Recently, the National Institute for Policy ad Strategic Studies (NIPSS) organised a two-day Think Tank Conference on an appropriately timely theme, “Federalism and the Challenges of Dynamic Equilibrium in Nigeria: Towards a National Strategy” at which I was one of the speakers. It is the intervention that I made at the conference that I share in this piece. The critical objective of the conference was to facilitate a brainstorming amongst opinion leaders and experts on the need to develop a problem-solving discourse that could eventually facilitate the evolution of “a national strategy for effective response to the current challenges of federalism in Nigeria.” It is certain that we can never have a surfeit of discourses and debates on Nigeria’s lopsided federal arrangement. And this is simply because that is essentially Nigeria’s predicament; the predicament that has prevented the nation from achieving her full postcolonial potentials as the giant of Africa.

The challenge of Nigeria’s federalism goes beyond the mere troubles generated by Nigeria’s federation. The trajectory of the resilience of federation since independence has, to a great extent, given the lie to the suspicion that perceives Nigeria as a mere geographical expression. In other words, as a conglomerate society, Nigeria seems to have managed the thorny dynamics of what Professor Richard Joseph calls “conglomerate governance” which has tenaciously survived significant and severe challenges and upheavals, notably the Nigerian Civil War, ethno-national crises and religious conflicts. We have managed, despite the sundry pessimistic geopolitical analyses, to elect a South-south minority personality as a president of Nigeria. yet, being a federation is a long way from achieving true federalism that has the capacity to wield Nigeria together to being a mere “conglomerate society” (to use Kenneth Post and Michael Vickers’ apt description of Nigeria’s plural predicament).

My interventions at the NIPSS Conference were premised on two critical questions. One: How can the ethnic and sub-ethnic units in Nigeria be mobilized into a stabilized and sustaining national unity through a federal framework? Two: How can Nigeria’s sub-national units, namely, the states and the local governments, interdependently relate in a manner that yields a more unified and prosperous federation? These two questions are not meant to elicit just intellectual scrutiny and debates. They are meant to generate a practical policy framework, in the spirit of the Conference objective, which could point towards a rethinking of Nigeria’s federal predicament. One of the dilemmas Nigeria has had to confront is relating our collective outcries on behalf of federalism and the alacrity with which the leadership blocks bold policy initiatives focusing on making our federalism enabling. Policy and politics have always been at loggerhead. But then politics can only save Nigeria if it accedes to significant policies that can help dislodge the vested interests benefiting from the lopsidedness.

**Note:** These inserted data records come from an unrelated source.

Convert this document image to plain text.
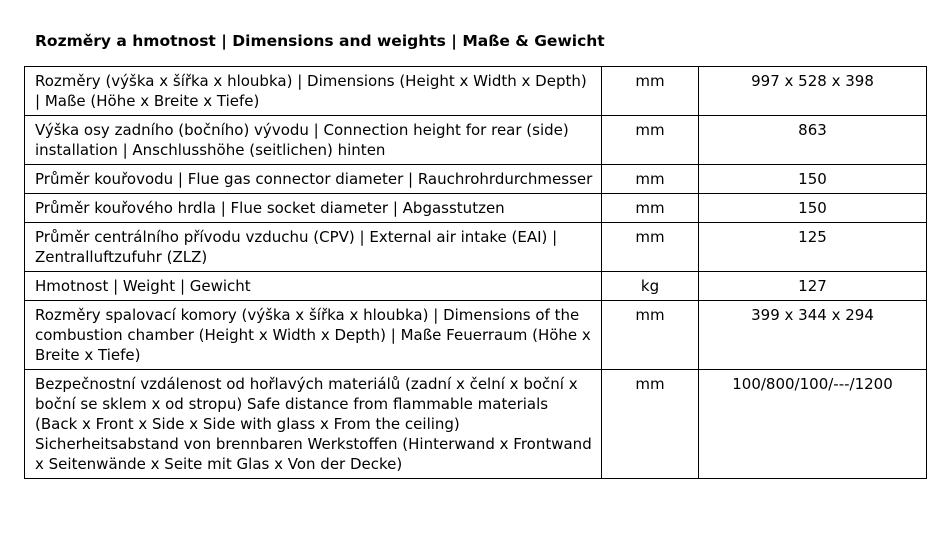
Rozměry a hmotnost | Dimensions and weights | Maße & Gewicht
Rozměry (výška x šířka x hloubka) | Dimensions (Height x Width x Depth) | Maße (Höhe x Breite x Tiefe)	mm	997 x 528 x 398
Výška osy zadního (bočního) vývodu | Connection height for rear (side) installation | Anschlusshöhe (seitlichen) hinten	mm	863
Průměr kouřovodu | Flue gas connector diameter | Rauchrohrdurchmesser	mm	150
Průměr kouřového hrdla | Flue socket diameter | Abgasstutzen	mm	150
Průměr centrálního přívodu vzduchu (CPV) | External air intake (EAI) | Zentralluftzufuhr (ZLZ)	mm	125
Hmotnost | Weight | Gewicht	kg	127
Rozměry spalovací komory (výška x šířka x hloubka) | Dimensions of the combustion chamber (Height x Width x Depth) | Maße Feuerraum (Höhe x Breite x Tiefe)	mm	399 x 344 x 294
Bezpečnostní vzdálenost od hořlavých materiálů (zadní x čelní x boční x boční se sklem x od stropu) Safe distance from flammable materials (Back x Front x Side x Side with glass x From the ceiling) Sicherheitsabstand von brennbaren Werkstoffen (Hinterwand x Frontwand x Seitenwände x Seite mit Glas x Von der Decke)	mm	100/800/100/---/1200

Getting Nigeria’s federalism on track to backstop our nascent experiment of democratic governance requires policy focus and strategic dynamism. As a reform-minded public administrator, I am always guided by these two elements in any attempt at redeeming the institutional fabric of the Nigerian state. Federalism is an all-encompassing and fundamental institutional matter that speaks to the institutional imperative arising from the devolution and decentralization of powers, especially for the sake of national development. This devolution strengthens democratic foundations because it prevents the internal domination of one group by another. The devolution of powers therefore constitutes the first element in my five-element policy proposal for re-federalizing the Nigerian state that I presented at the NIPSS conference.

Related News

Nigeria labours under the federal illusion that there exists a three-tier government structure—federal, state and local. Nothing is farther from the truth. The reality is that the local government areas owe their existence and operational capacity to the existence of the states whose viability are in turn determined by the federal government. This debilitating unitary arrangement undermines the essence of local governance as the essential motor of democratic government. Thus, bottom-up development and grassroots democracy can only thrive if instigated by the devolution of greater freedom and autonomy in power and resource initiatives are given to both the states and the local government. Local governance is significant because it takes off from the critical point of local development peculiarities which differentiate one LGA from another. A bland federal template that lumps all local governments and states together does more harm than good to Nigeria’s democratic governance and development efforts.

This leads automatically to the second element of a regional economic corridor that essentially feeds into the imperative of local governance. Regionalism devolves critical autonomies to the federating units in any federation. While the regional arrangement of the first Republic may have been long compromised, I am strongly convinced that the six pragmatically expedient geopolitical zones in Nigeria could serve as the launch pad for instigating an economically vibrant development rivalry that constituted the core of the regionalism of the immediate post-independence period. Nigeria’s present structure of an overburdened centre struggling to carry 36 viable and unviable states does not have the capacity to maximize the significant gains of a genuine fiscal federalism.

The re-federalizing logic in this case is therefore founded on a simple principle: political restructuring as a precondition for economic prosperity. In other words, Nigeria needs to leverage on a political and economic dimensions for making the regional idea work.